El peor pecado de Meggie era que era zurda. Cuando cogió cuidadosamente el pizarrín para su primera lección de escritura, la hermana Agatha se le echó encima como César sobre los galos.
– Meghann Cleary, ¡suelta el pizarrín! -tronó.
Así empezó la gran batalla. Meggie era irremediablemente zurda. Cuando la hermana Agatha le doblaba como era debido los dedos de la mano derecha sobre el pizarrín y apoyaba éste en la pizarra, a Meggie empezaba a darle vueltas la cabeza y no tenía la menor idea de lo que había que hacer para que el miembro inútil se moviese como decía la hermana Agatha que podía hacerlo. Se volvía mentalmente sorda, muda y ciega; aquel apéndice inservible estaba tan poco ligado a sus procesos mentales como los dedos de los pies.
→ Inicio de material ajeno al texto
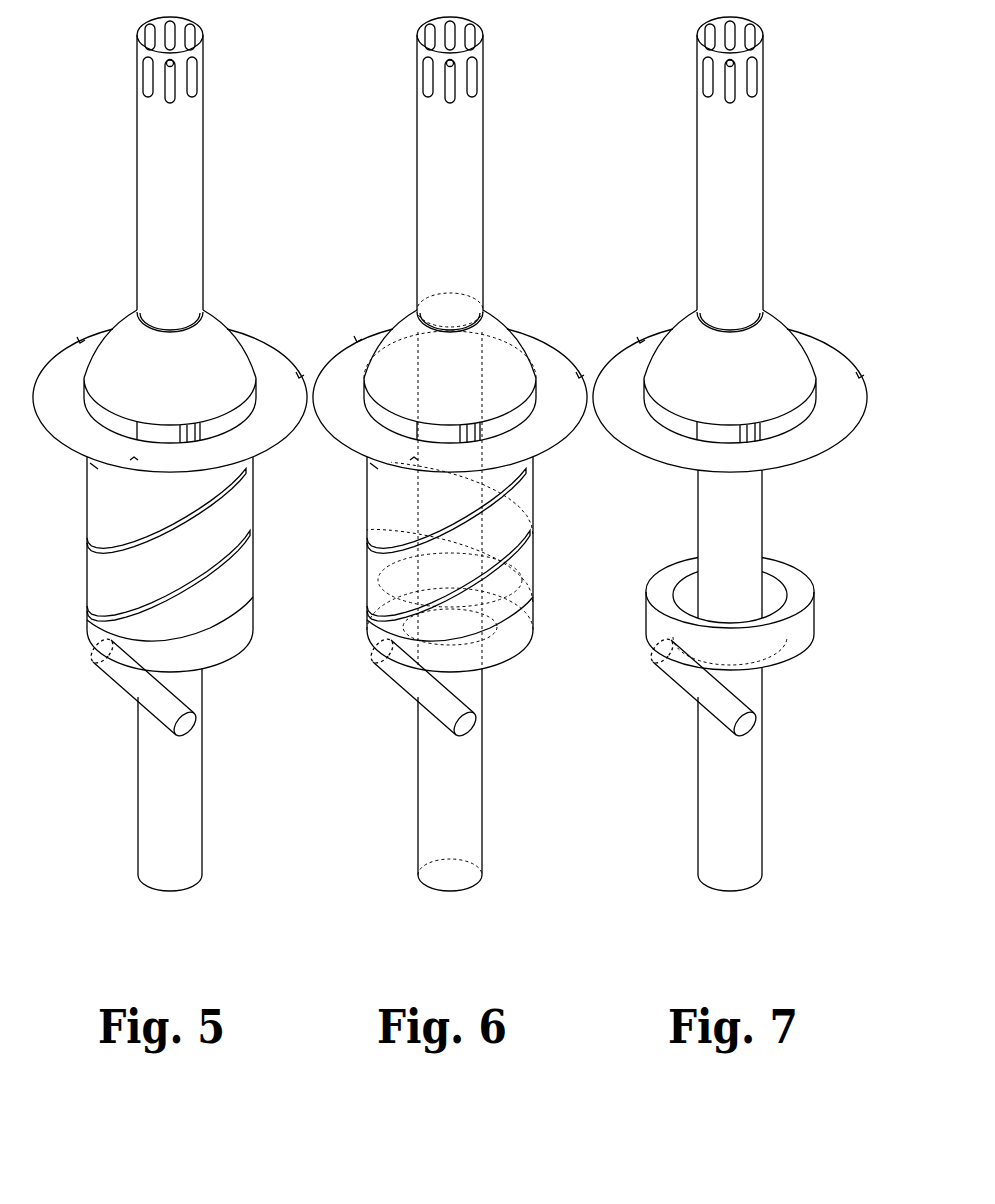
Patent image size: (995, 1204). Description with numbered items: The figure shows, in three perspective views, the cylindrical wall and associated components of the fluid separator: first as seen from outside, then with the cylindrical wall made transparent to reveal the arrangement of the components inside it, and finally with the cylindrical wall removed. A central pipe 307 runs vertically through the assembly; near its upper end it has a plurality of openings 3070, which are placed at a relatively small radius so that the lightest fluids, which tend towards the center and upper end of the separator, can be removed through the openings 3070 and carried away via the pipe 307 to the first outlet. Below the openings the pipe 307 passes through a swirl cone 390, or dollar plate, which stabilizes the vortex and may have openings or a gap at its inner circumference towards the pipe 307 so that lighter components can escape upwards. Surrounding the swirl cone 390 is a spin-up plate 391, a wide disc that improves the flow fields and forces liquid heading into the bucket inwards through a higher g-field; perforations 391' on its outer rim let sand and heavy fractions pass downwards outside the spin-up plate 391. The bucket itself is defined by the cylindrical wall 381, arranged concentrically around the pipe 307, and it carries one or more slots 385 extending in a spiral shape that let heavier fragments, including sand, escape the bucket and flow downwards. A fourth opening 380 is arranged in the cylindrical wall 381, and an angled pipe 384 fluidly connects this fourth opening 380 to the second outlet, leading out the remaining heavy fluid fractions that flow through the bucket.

In FIG. 5, the openings 3070 is at (235, 62).
In FIG. 6, the openings 3070 is at (506, 62).
In FIG. 7, the openings 3070 is at (784, 62).
In FIG. 5, the pipe 307 is at (219, 174).
In FIG. 6, the pipe 307 is at (498, 446).
In FIG. 7, the pipe 307 is at (776, 174).
In FIG. 5, the swirl cone 390 is at (182, 345).
In FIG. 7, the swirl cone 390 is at (744, 349).
In FIG. 5, the spin-up plate 391 is at (174, 380).
In FIG. 6, the spin-up plate 391 is at (464, 385).
In FIG. 7, the spin-up plate 391 is at (736, 384).
In FIG. 5, the perforations 391' is at (187, 333).
In FIG. 6, the fourth opening 380 is at (413, 564).
In FIG. 5, the cylindrical wall 381 is at (207, 564).
In FIG. 5, the slots 385 is at (73, 555).
In FIG. 5, the pipe 384 is at (119, 687).
In FIG. 6, the pipe 384 is at (392, 687).
In FIG. 7, the pipe 384 is at (670, 687).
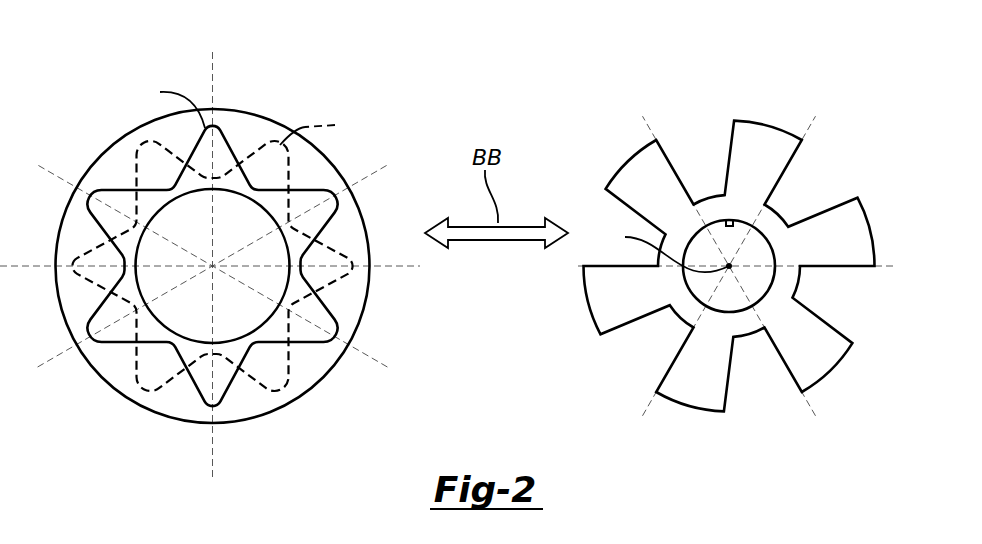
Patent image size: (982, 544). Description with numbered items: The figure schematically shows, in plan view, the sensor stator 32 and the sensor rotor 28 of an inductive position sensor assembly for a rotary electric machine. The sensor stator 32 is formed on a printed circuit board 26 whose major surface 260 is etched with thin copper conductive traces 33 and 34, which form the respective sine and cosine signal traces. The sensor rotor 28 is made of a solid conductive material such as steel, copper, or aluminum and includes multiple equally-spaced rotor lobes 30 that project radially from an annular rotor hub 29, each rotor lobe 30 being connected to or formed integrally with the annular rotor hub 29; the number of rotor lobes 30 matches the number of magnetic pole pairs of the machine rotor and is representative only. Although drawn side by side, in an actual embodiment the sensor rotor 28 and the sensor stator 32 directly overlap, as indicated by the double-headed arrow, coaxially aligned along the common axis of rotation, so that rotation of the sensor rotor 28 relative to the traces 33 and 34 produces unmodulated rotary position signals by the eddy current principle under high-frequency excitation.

The printed circuit board 26 is at (117, 365).
The sensor rotor 28 is at (740, 229).
The annular rotor hub 29 is at (775, 220).
The rotor lobes 30 is at (748, 169).
The sensor stator 32 is at (227, 257).
The conductive trace (sine signal trace) 33 is at (231, 390).
The conductive trace (cosine signal trace) 34 is at (288, 361).
The major surface 260 is at (349, 311).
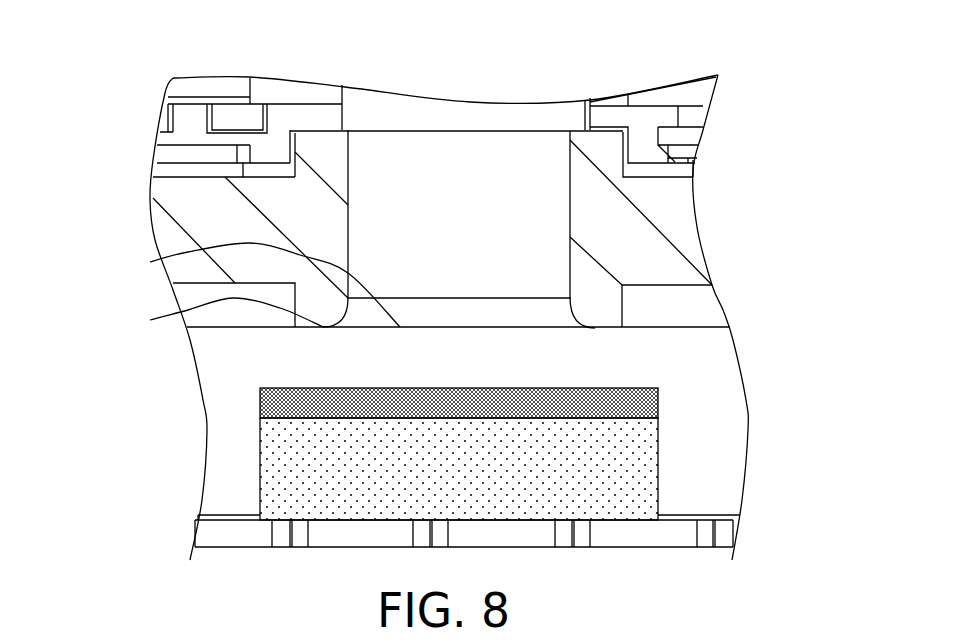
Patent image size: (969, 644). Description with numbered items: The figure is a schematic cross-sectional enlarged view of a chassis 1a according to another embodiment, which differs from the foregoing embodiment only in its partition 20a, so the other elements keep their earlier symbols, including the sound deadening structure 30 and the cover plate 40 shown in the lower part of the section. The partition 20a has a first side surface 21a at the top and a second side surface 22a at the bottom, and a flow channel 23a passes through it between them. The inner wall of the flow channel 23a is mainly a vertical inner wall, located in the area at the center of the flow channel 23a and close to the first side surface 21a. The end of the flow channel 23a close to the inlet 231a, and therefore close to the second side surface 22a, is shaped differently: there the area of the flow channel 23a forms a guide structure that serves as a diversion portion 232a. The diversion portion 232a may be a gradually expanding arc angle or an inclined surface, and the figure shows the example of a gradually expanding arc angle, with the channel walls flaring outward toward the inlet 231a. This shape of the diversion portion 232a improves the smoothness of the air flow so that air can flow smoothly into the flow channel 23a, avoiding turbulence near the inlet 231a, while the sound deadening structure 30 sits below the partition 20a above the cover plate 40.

The chassis 1a is at (123, 60).
The partition 20a is at (683, 237).
The first side surface 21a is at (575, 130).
The second side surface 22a is at (622, 327).
The flow channel 23a is at (450, 130).
The inlet 231a is at (150, 262).
The diversion portion 232a is at (150, 320).
The sound deadening structure 30 is at (293, 477).
The cover plate 40 is at (717, 535).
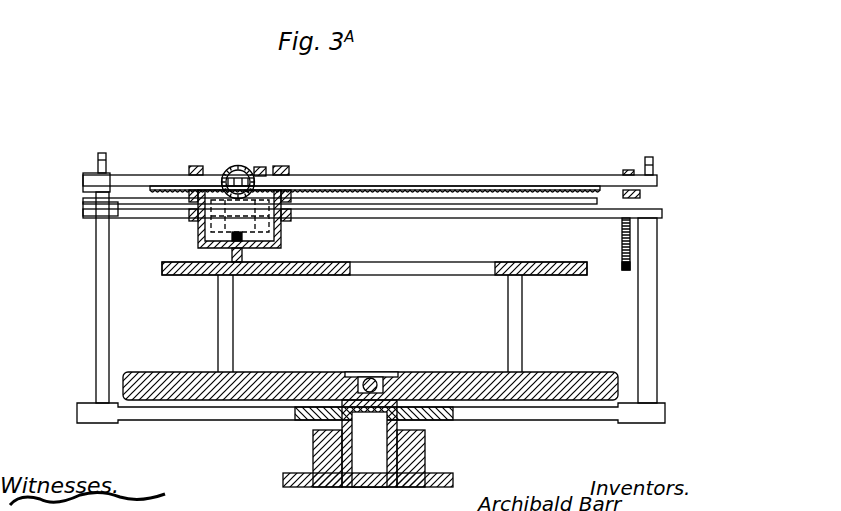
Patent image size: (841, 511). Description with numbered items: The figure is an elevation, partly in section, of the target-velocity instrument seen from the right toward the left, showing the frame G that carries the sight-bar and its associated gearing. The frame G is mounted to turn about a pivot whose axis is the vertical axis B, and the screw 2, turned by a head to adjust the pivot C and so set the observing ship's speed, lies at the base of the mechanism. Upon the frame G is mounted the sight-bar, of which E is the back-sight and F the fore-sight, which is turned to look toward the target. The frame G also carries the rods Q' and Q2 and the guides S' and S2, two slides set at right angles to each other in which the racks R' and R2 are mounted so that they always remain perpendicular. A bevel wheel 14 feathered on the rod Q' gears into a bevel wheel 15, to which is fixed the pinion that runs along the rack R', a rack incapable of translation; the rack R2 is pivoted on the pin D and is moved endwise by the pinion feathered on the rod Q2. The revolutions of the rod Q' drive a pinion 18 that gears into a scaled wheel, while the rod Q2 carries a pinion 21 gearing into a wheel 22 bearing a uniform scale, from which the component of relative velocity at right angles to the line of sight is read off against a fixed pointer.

The screw 2 is at (376, 371).
The bevel wheel 14 is at (240, 158).
The bevel wheel 15 is at (264, 162).
The pinion 18 is at (626, 163).
The pinion 21 is at (617, 220).
The wheel 22 is at (622, 272).
The back-sight E is at (115, 152).
The fore-sight F is at (657, 152).
The frame G is at (114, 318).
The rod Q' is at (370, 151).
The rod Q2 is at (439, 222).
The rack R' is at (375, 154).
The rack R2 is at (251, 265).
The slide S' is at (262, 145).
The slide S2 is at (228, 250).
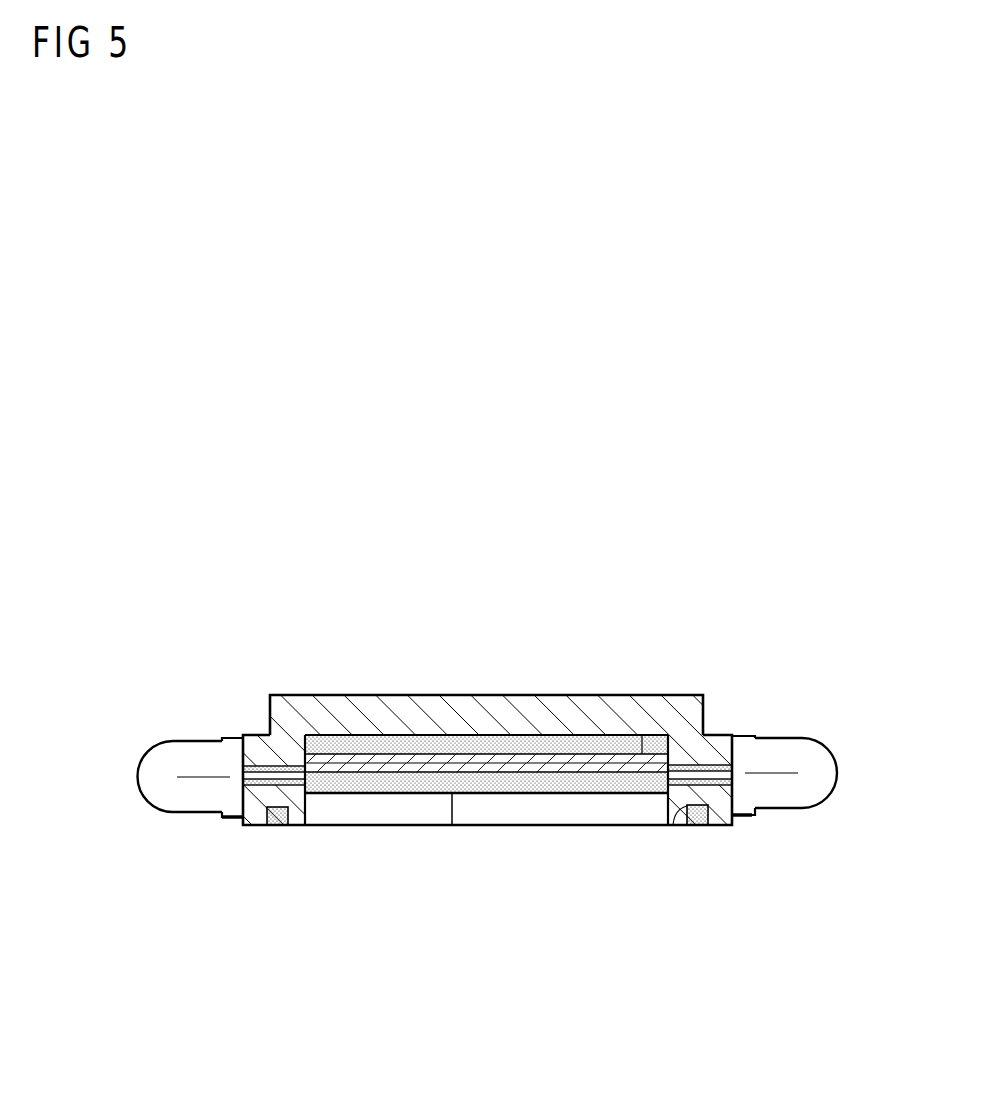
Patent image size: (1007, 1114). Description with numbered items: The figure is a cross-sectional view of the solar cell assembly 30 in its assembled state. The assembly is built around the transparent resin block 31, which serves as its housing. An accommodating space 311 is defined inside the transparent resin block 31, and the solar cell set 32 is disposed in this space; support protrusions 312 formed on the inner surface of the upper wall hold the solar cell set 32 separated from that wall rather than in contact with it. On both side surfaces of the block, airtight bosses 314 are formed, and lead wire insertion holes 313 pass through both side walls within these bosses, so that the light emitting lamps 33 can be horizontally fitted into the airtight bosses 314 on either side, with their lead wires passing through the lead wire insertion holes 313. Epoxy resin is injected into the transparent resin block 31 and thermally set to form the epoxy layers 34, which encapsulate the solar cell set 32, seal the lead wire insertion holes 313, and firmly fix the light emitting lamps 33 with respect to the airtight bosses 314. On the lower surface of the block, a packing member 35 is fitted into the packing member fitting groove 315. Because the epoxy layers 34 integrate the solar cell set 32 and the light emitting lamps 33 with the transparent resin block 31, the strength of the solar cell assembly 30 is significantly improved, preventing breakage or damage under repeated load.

Trazaba una linea recta hasta salirse de la pizarra, porque no podía desviarla; soltaba el pizarrín, como paralizada; por más que se empeñase la hermana Agatha, la mano derecha de Meggie era incapaz de dibujar una A. Después, disimuladamente, pasaba el pizarrín a su mano izquierda y, doblando extrañamente ésta sobre tres lados de la pizarra, escribía una hilera de aes que parecían de molde.